KKR & Co has raised US$9.3 billion for its third Asia fund, amassing the biggest ever pool by a private equity firm in the region, as the company steps up investments in Japan.
About US$800 million of the pool comes from the firm’s balance sheet and employees, the company said in a statement yesterday.
The fund is 55 percent larger than its second Asia fund, which had generated a net internal rate of return of 20.6 percent as of March 31, the New York-based firm said in the statement.
The pool of money was amassed even as the number of megadeals — transactions larger than US$1 billion — dropped in the region last year and total investment declined by 26 percent, according to Bain & Co data.
Still, one bright spot has been Japan, where more companies are targeting overseas acquisitions and selling non-core assets.
More than half of KKR’s US$4.7 billion in transactions in the region so far this year were in Japan, data compiled by Bloomberg showed.
“We see a diverse set of opportunities across [the] Asia-Pacific [region] stemming from rising consumption and urbanization trends in key markets as well as larger carve-out and cross-border transactions in countries such as Japan,” KKR head of Asia private equity Ming Lu (路明) said in the statement.
KKR bought control of Hitachi Kokusai Electric Inc in a US$2.3 billion deal in April, three months after the private equity firm purchased Hitachi Koki Co for US$1.3 billion.
In November last year, the US fund acquired Calsonic Kansei Corp for US$4.5 billion from Nissan Motor Co, as Japan’s second-biggest automaker looks to spin off less important businesses to focus on electric vehicles and self-driving cars.
With the latest fund, KKR’s private equity business has US$68 billion in assets worldwide.
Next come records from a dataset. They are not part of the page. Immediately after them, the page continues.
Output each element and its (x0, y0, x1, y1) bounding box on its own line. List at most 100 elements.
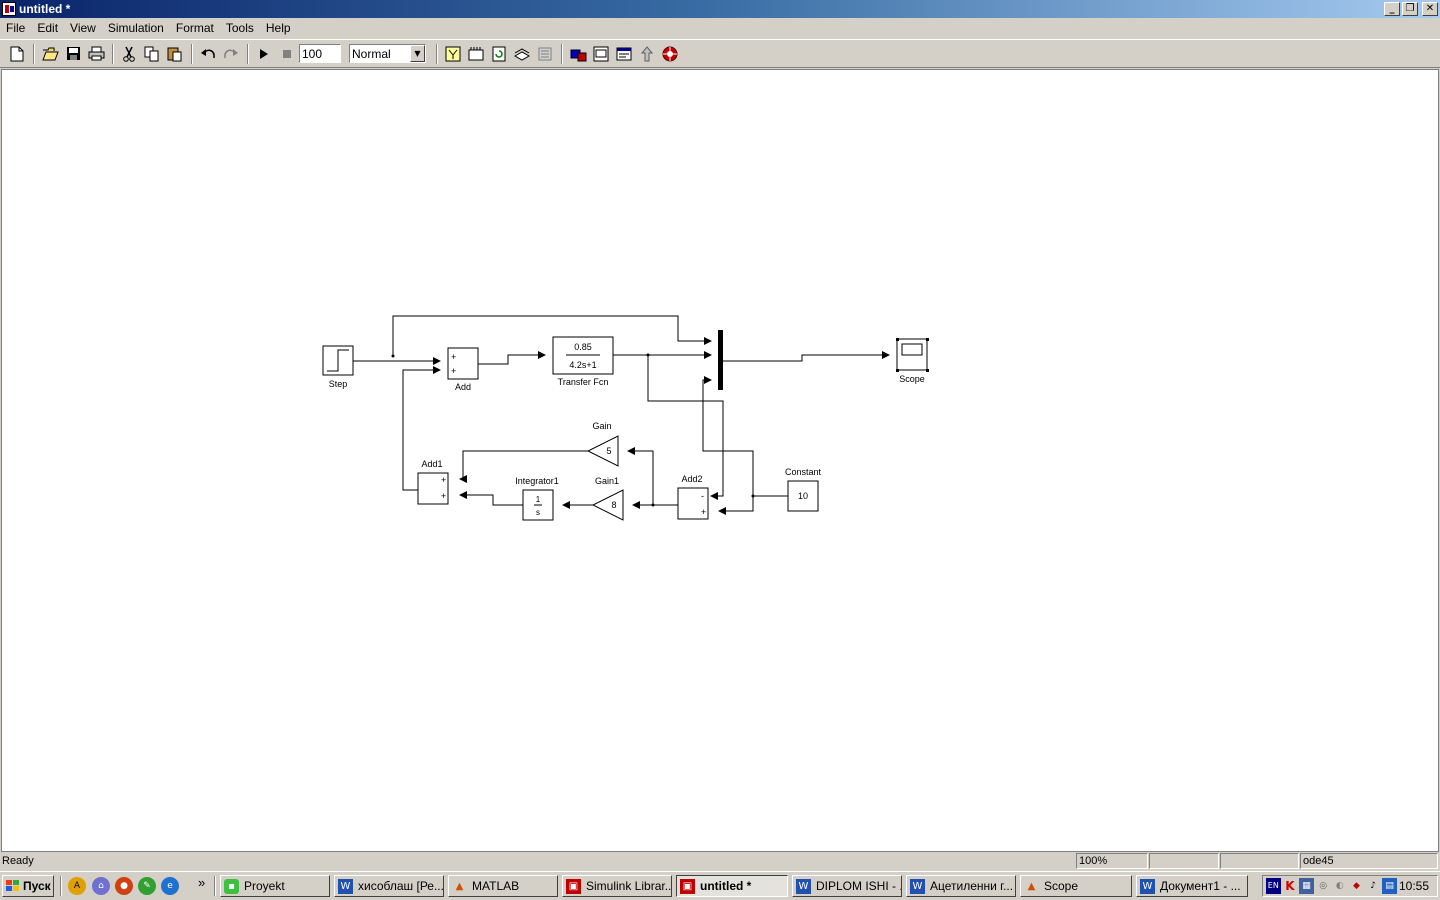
model-properties-icon[interactable] (613, 43, 635, 65)
paste-icon[interactable] (164, 43, 186, 65)
integrator-numerator: 1 (536, 495, 541, 504)
minimize-button[interactable]: _ (1384, 2, 1400, 16)
quick-launch-edit-icon[interactable]: ✎ (138, 877, 156, 895)
menu-view[interactable]: View (64, 21, 102, 35)
menu-format[interactable]: Format (170, 21, 220, 35)
clock[interactable]: 10:55 (1399, 879, 1429, 893)
taskbar-button-proyekt[interactable]: ▪ Proyekt (220, 875, 330, 897)
redo-icon[interactable] (220, 43, 242, 65)
title-bar[interactable]: untitled * _ ❐ ✕ (0, 0, 1440, 18)
add-block[interactable]: + + Add (447, 347, 479, 392)
go-to-parent-icon[interactable] (636, 43, 658, 65)
volume-icon[interactable]: ♪ (1366, 878, 1381, 894)
help-icon[interactable] (659, 43, 681, 65)
word-icon: W (910, 878, 925, 894)
integrator1-block[interactable]: 1 s Integrator1 (515, 476, 559, 521)
system-tray: EN K ▦ ◎ ◐ ◆ ♪ ▤ 10:55 (1262, 875, 1438, 897)
matlab-icon: ▲ (1027, 880, 1036, 892)
simulink-icon: ▣ (566, 878, 581, 894)
copy-icon[interactable] (141, 43, 163, 65)
menu-help[interactable]: Help (260, 21, 297, 35)
save-icon[interactable] (62, 43, 84, 65)
scope-block[interactable]: Scope (896, 338, 929, 384)
block-diagram[interactable]: Step + + Add 0.85 4.2s+1 Transfer Fcn Sc… (2, 70, 1438, 851)
debugger-icon[interactable] (567, 43, 589, 65)
open-icon[interactable] (39, 43, 61, 65)
taskbar-button-matlab[interactable]: ▲ MATLAB (448, 875, 558, 897)
quick-launch-desktop-icon[interactable]: ⌂ (92, 877, 110, 895)
taskbar-button-document1[interactable]: W Документ1 - ... (1136, 875, 1248, 897)
close-button[interactable]: ✕ (1422, 2, 1438, 16)
model-canvas[interactable]: Step + + Add 0.85 4.2s+1 Transfer Fcn Sc… (1, 69, 1439, 852)
add1-block[interactable]: + + Add1 (417, 459, 449, 505)
taskbar-button-word-2[interactable]: W Ацетиленни г... (906, 875, 1016, 897)
menu-edit[interactable]: Edit (31, 21, 64, 35)
transfer-fcn-block[interactable]: 0.85 4.2s+1 Transfer Fcn (552, 336, 614, 387)
mux-block[interactable] (718, 330, 723, 390)
add1-port-sign-2: + (441, 491, 446, 501)
gain1-block[interactable]: 8 Gain1 (591, 476, 624, 521)
gain-block[interactable]: 5 Gain (586, 421, 619, 467)
update-diagram-icon[interactable] (465, 43, 487, 65)
task-label: MATLAB (472, 879, 520, 893)
word-icon: W (338, 878, 353, 894)
antivirus-icon[interactable]: K (1283, 878, 1298, 894)
task-label: хисоблаш [Ре... (358, 879, 444, 893)
constant-block[interactable]: 10 Constant (785, 467, 822, 512)
quick-launch-browser-icon[interactable]: e (161, 877, 179, 895)
taskbar-button-word-1[interactable]: W хисоблаш [Ре... (334, 875, 444, 897)
model-browser-icon[interactable] (590, 43, 612, 65)
quick-launch-media-icon[interactable]: ● (115, 877, 133, 895)
status-panel-empty (1220, 853, 1299, 869)
simulation-mode-select[interactable]: Normal ▼ (349, 44, 426, 63)
branch-point (651, 503, 655, 507)
menu-simulation[interactable]: Simulation (102, 21, 170, 35)
menu-tools[interactable]: Tools (220, 21, 260, 35)
display-icon[interactable]: ▤ (1382, 878, 1397, 894)
integrator1-label: Integrator1 (515, 476, 559, 486)
new-model-icon[interactable] (6, 43, 28, 65)
language-indicator[interactable]: EN (1266, 878, 1281, 894)
taskbar-separator (214, 876, 216, 896)
model-explorer-icon[interactable] (534, 43, 556, 65)
task-label: Ацетиленни г... (930, 879, 1014, 893)
taskbar-button-scope[interactable]: ▲ Scope (1020, 875, 1132, 897)
security-icon[interactable]: ◐ (1333, 878, 1348, 894)
library-browser-icon[interactable] (511, 43, 533, 65)
taskbar-button-untitled[interactable]: ▣ untitled * (676, 875, 788, 897)
start-simulation-icon[interactable] (253, 43, 275, 65)
chevron-down-icon[interactable]: ▼ (410, 45, 425, 62)
branch-point (391, 354, 395, 358)
add2-label: Add2 (681, 474, 702, 484)
simulink-model-icon[interactable] (2, 2, 16, 16)
network-icon[interactable]: ▦ (1299, 878, 1314, 894)
taskbar-button-diplom[interactable]: W DIPLOM ISHI - ... (792, 875, 902, 897)
quick-launch-a-icon[interactable]: A (68, 877, 86, 895)
stop-simulation-icon[interactable] (276, 43, 298, 65)
refresh-icon[interactable] (488, 43, 510, 65)
stop-time-input[interactable] (299, 44, 341, 63)
toolbar-separator (436, 43, 438, 64)
shield-icon[interactable]: ◆ (1349, 878, 1364, 894)
add2-block[interactable]: - + Add2 (677, 474, 709, 520)
start-button[interactable]: Пуск (2, 875, 54, 897)
quick-launch-more-icon[interactable]: » (198, 875, 205, 890)
build-icon[interactable] (442, 43, 464, 65)
undo-icon[interactable] (197, 43, 219, 65)
step-block[interactable]: Step (322, 345, 354, 389)
task-label: Документ1 - ... (1160, 879, 1241, 893)
branch-point (751, 494, 755, 498)
task-label: DIPLOM ISHI - ... (816, 879, 902, 893)
simulation-mode-value: Normal (352, 46, 391, 61)
print-icon[interactable] (85, 43, 107, 65)
menu-file[interactable]: File (0, 21, 31, 35)
maximize-button[interactable]: ❐ (1402, 2, 1418, 16)
settings-icon[interactable]: ◎ (1316, 878, 1331, 894)
tf-denominator: 4.2s+1 (569, 360, 596, 370)
transfer-fcn-label: Transfer Fcn (558, 377, 609, 387)
taskbar-button-simulink-library[interactable]: ▣ Simulink Librar... (562, 875, 672, 897)
window-title: untitled * (19, 2, 71, 16)
gain-label: Gain (592, 421, 611, 431)
line-step-to-mux (392, 315, 712, 356)
cut-icon[interactable] (118, 43, 140, 65)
KKR raised US$4 billion for its first Pan-Asian fund in 2007 and US$6 billion for a follow-on pool in 2013.
The firm started raising its third fund amid the departures of two of its most senior China executives, David Liu (劉海峰) and Julian Wolhardt, who have been investing in the country for two decades and were behind some of the firm’s most successful investments in the region.
While the Greater China area represents close to half the total Asia-Pacific market, valuations reached record levels last year amid ample capital chasing deals, Bain & Co said.